Best Fr(i)ends is a crime thriller about a homeless drifter named Jon (Sestero) who just walks around in Los Angeles and eventually meets a bizarre mortician named Harvey (Wiseau). They decide to work together in the morgue by selling gold teeth from dead bodies for lots of money to some dealers. However, they soon realize they have opposite ways of enriching their business, and that’s the basic yet strange premise of the film in a nutshell.
If you’ve seen The Room before, you already know what to expect from these guys. There are a lot of unintentionally hysterical moments throughout, because some of the dialogue is quite abysmal. It’s hard to tell whether Sestero has been wanting to take the film seriously or just make another campy flick while writing his script. Wiseau’s performance is the highlight of the entire movie, because whenever he talks on screen, he steals the show.
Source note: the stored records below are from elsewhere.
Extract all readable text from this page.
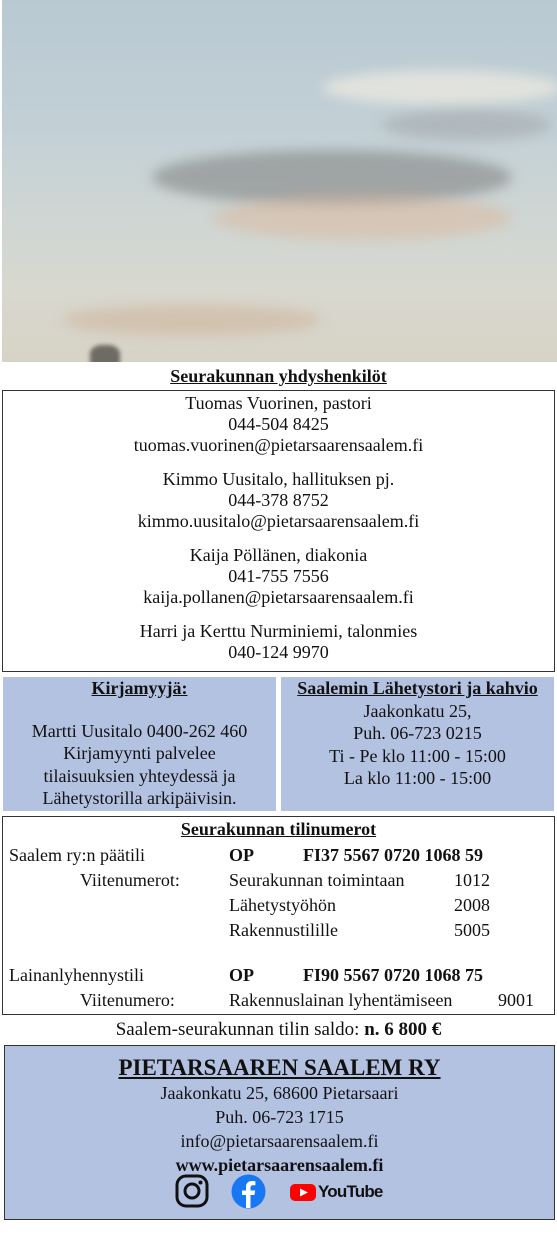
Seurakunnan yhdyshenkilöt
Tuomas Vuorinen, pastori
044-504 8425
tuomas.vuorinen@pietarsaarensaalem.fi
Kimmo Uusitalo, hallituksen pj.
044-378 8752
kimmo.uusitalo@pietarsaarensaalem.fi
Kaija Pöllänen, diakonia
041-755 7556
kaija.pollanen@pietarsaarensaalem.fi
Harri ja Kerttu Nurminiemi, talonmies
040-124 9970
Kirjamyyjä:
Martti Uusitalo 0400-262 460
Kirjamyynti palvelee
tilaisuuksien yhteydessä ja
Lähetystorilla arkipäivisin.
Saalemin Lähetystori ja kahvio
Jaakonkatu 25,
Puh. 06-723 0215
Ti - Pe klo 11:00 - 15:00
La klo 11:00 - 15:00
Seurakunnan tilinumerot
Saalem ry:n päätili	OP	FI37 5567 0720 1068 59
Viitenumerot:	Seurakunnan toimintaan	1012
Lähetystyöhön	2008
Rakennustilille	5005
Lainanlyhennystili	OP	FI90 5567 0720 1068 75
Viitenumero:	Rakennuslainan lyhentämiseen	9001
Saalem-seurakunnan tilin saldo: n. 6 800 €
PIETARSAAREN SAALEM RY
Jaakonkatu 25, 68600 Pietarsaari
Puh. 06-723 1715
info@pietarsaarensaalem.fi
www.pietarsaarensaalem.fi
YouTube
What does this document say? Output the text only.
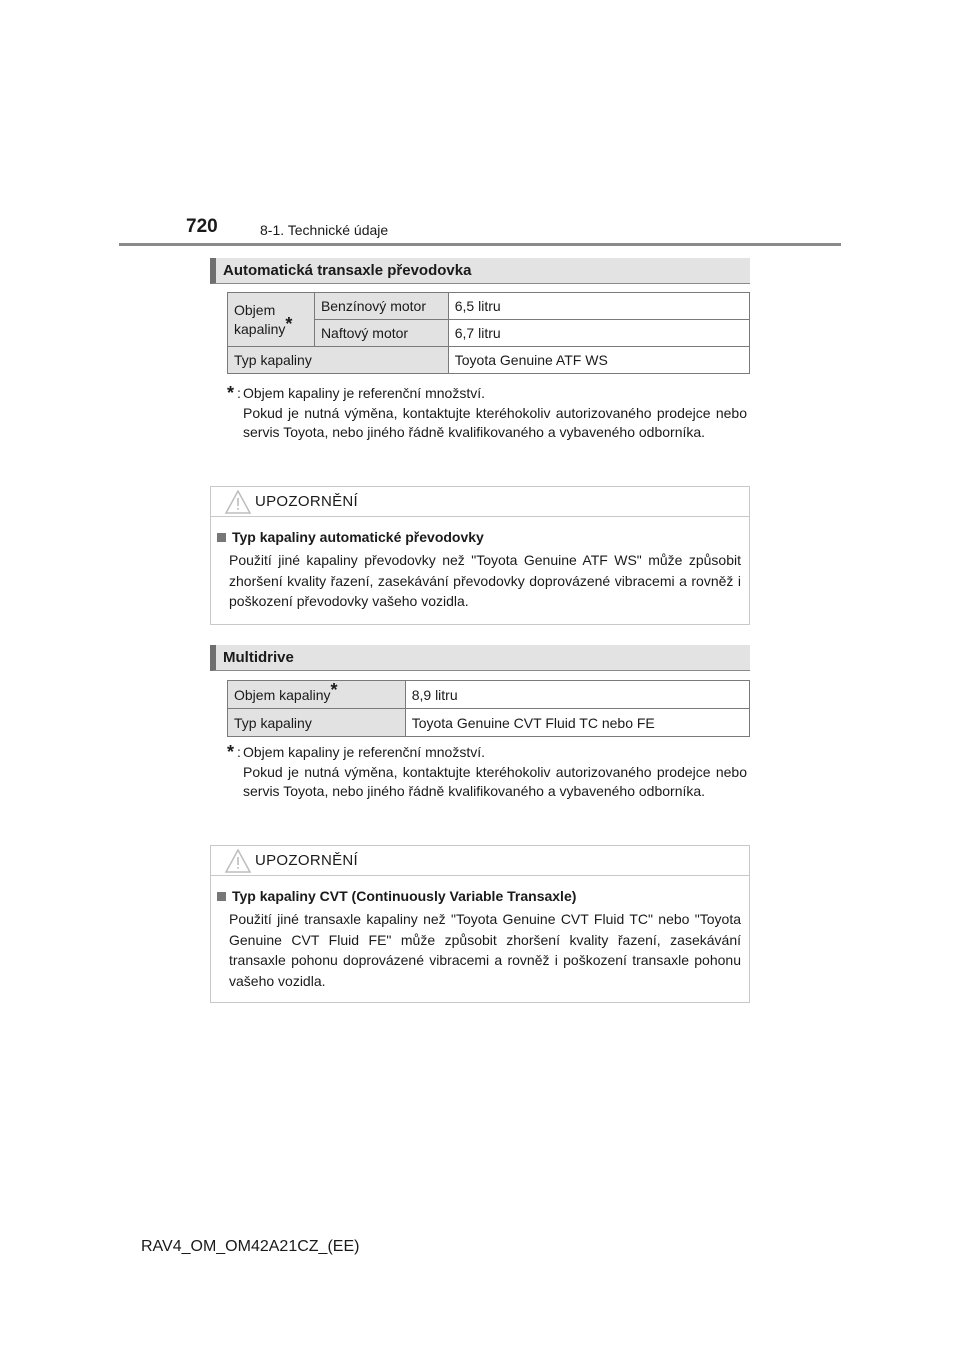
720	8-1. Technické údaje
Automatická transaxle převodovka
Objem kapaliny*	Benzínový motor	6,5 litru
	Naftový motor	6,7 litru
Typ kapaliny		Toyota Genuine ATF WS
* : Objem kapaliny je referenční množství.

Pokud je nutná výměna, kontaktujte kteréhokoliv autorizovaného prodejce nebo servis Toyota, nebo jiného řádně kvalifikovaného a vybaveného odborníka.

UPOZORNĚNÍ
Typ kapaliny automatické převodovky

Použití jiné kapaliny převodovky než "Toyota Genuine ATF WS" může způsobit zhoršení kvality řazení, zasekávání převodovky doprovázené vibracemi a rovněž i poškození převodovky vašeho vozidla.

Multidrive
Objem kapaliny*	8,9 litru
Typ kapaliny	Toyota Genuine CVT Fluid TC nebo FE
* : Objem kapaliny je referenční množství.

Pokud je nutná výměna, kontaktujte kteréhokoliv autorizovaného prodejce nebo servis Toyota, nebo jiného řádně kvalifikovaného a vybaveného odborníka.

UPOZORNĚNÍ
Typ kapaliny CVT (Continuously Variable Transaxle)

Použití jiné transaxle kapaliny než "Toyota Genuine CVT Fluid TC" nebo "Toyota Genuine CVT Fluid FE" může způsobit zhoršení kvality řazení, zasekávání transaxle pohonu doprovázené vibracemi a rovněž i poškození transaxle pohonu vašeho vozidla.

RAV4_OM_OM42A21CZ_(EE)
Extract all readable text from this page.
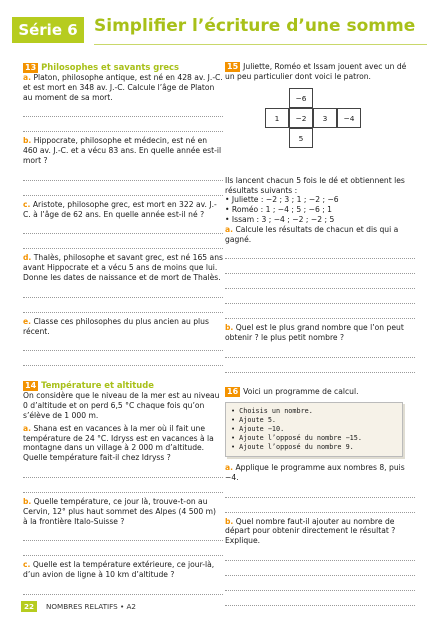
Série 6 Simplifier l’écriture d’une somme
13 Philosophes et savants grecs

a. Platon, philosophe antique, est né en 428 av. J.-C. et est mort en 348 av. J.-C. Calcule l’âge de Platon au moment de sa mort.

b. Hippocrate, philosophe et médecin, est né en 460 av. J.-C. et a vécu 83 ans. En quelle année est-il mort ?

c. Aristote, philosophe grec, est mort en 322 av. J.-C. à l’âge de 62 ans. En quelle année est-il né ?

d. Thalès, philosophe et savant grec, est né 165 ans avant Hippocrate et a vécu 5 ans de moins que lui. Donne les dates de naissance et de mort de Thalès.

e. Classe ces philosophes du plus ancien au plus récent.

14 Température et altitude

On considère que le niveau de la mer est au niveau 0 d’altitude et on perd 6,5 °C chaque fois qu’on s’élève de 1 000 m.

a. Shana est en vacances à la mer où il fait une température de 24 °C. Idryss est en vacances à la montagne dans un village à 2 000 m d’altitude. Quelle température fait-il chez Idryss ?

b. Quelle température, ce jour là, trouve-t-on au Cervin, 12° plus haut sommet des Alpes (4 500 m) à la frontière Italo-Suisse ?

c. Quelle est la température extérieure, ce jour-là, d’un avion de ligne à 10 km d’altitude ?

15 Juliette, Roméo et Issam jouent avec un dé un peu particulier dont voici le patron.

−6
1	−2	3	−4
5

Ils lancent chacun 5 fois le dé et obtiennent les résultats suivants :

• Juliette : −2 ; 3 ; 1 ; −2 ; −6

• Roméo : 1 ; −4 ; 5 ; −6 ; 1

• Issam : 3 ; −4 ; −2 ; −2 ; 5

a. Calcule les résultats de chacun et dis qui a gagné.

b. Quel est le plus grand nombre que l’on peut obtenir ? le plus petit nombre ?

16 Voici un programme de calcul.

• Choisis un nombre.
• Ajoute 5.
• Ajoute −10.
• Ajoute l’opposé du nombre −15.
• Ajoute l’opposé du nombre 9.

a. Applique le programme aux nombres 8, puis −4.

b. Quel nombre faut-il ajouter au nombre de départ pour obtenir directement le résultat ? Explique.

22	NOMBRES RELATIFS • A2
If you have not been a fan of his mannerisms and dialogue from The Room, you’re going to hate this film for sure. All the characters are basically caricatures, but it’s still hilariously entertaining. If this aspect puts a smile on your face, then the movie somehow does its job really well.
The cinematography is a fascinating element to explore in Best F(r)iends. All the camera movements are so basic and generic, but it feels like it’s been intentionally planned to be that way from the get-go. Also, the editing goes back and forth in some scenes, and it can compromise the experience at times. Other films have tried doing this in a more stylish and unique way, but unfortunately it doesn’t work for every filmmaker. The musical score is the only aspect of the film that is actually quite terrible. Disappointingly, it’s created by Daniel Platzman, best known for being the drummer of Imagine Dragons, and he doesn’t know how to properly incorporate the music to each scene. It’s unfocused with its sound, which goes from electro to dark classical, and it really takes you out of it. However, they know they’re not making a cinematic masterpiece so you’re able to ignore the flaws sometimes.
Simply, Best F(r)iends is a nice companion piece to The Room with its unintentionally funny dialogue and performances from the two lead actors. You can tell the filmmakers actually tried to make this movie a lot better than it ended up looking, but we live in a world where there’s a difference between potential and reality. For fans of The Room, it’s worth watching once and you’ll definitely enjoy the film for what it’s trying to be. It’s another beautiful example of awful cinema.
Best F(r)iends Volume 1 is now available on DVD and online.